Dr. Trodden’s visit marks the conclusion of the highly successful 2018–2019 TASIS Speakers Series, which opened in October with emerging outdoor lifestyle filmmaker and photographer Milo Zanecchia ’08, whose presentation focused on his journey as a photographer and filmmaker. In November, award-winning newscaster Nazlı Çelik ’96 discussed her compelling journey, the significance of her time at TASIS, and her pioneering career as a female journalist in Turkey. Accomplished screenwriter, playwright, and producer Michael Lesslie discussed his writing philosophy and circuitous path to success in early February.
“We’re really proud of the success of the program this year,” said Mr.
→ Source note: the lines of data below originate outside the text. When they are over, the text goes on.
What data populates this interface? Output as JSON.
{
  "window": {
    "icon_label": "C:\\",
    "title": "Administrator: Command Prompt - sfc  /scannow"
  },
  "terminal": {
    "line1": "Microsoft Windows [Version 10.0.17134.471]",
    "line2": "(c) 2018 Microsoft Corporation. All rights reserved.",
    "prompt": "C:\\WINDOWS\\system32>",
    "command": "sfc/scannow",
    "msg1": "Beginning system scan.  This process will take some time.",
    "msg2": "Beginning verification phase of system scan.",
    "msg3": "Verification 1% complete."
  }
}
Locke, who will be chairing the committee for the last time. “Our speakers presented to our students a variety of possibilities for their own futures, keeping the values and principles they learn here alive in the world beyond TASIS. If just one student alters their trajectory in life, even in the slightest, as a result of this program, then we will certainly consider it a success.”
TASIS Speaker Series
The TASIS Speaker Series (TSS), formerly known as the Senior Humanities Program (SHP) and renamed in 2018 to more accurately reflect its present purpose, draws from five fundamental elements of the TASIS identity—truth, goodness, beauty, international understanding, and humanitarian action—to provide TASIS students with a signature educational experience.
The TSS Committee selects four speakers each year who embody the pillars of the program—with priority given to speakers who fulfill those virtues in some capacity. The Committee strives for a variety of voices, backgrounds, and professions represented in each year’s group but ultimately selects speakers on the basis of their ability to enhance the intellectual and moral experience of the outgoing seniors and the community as a whole.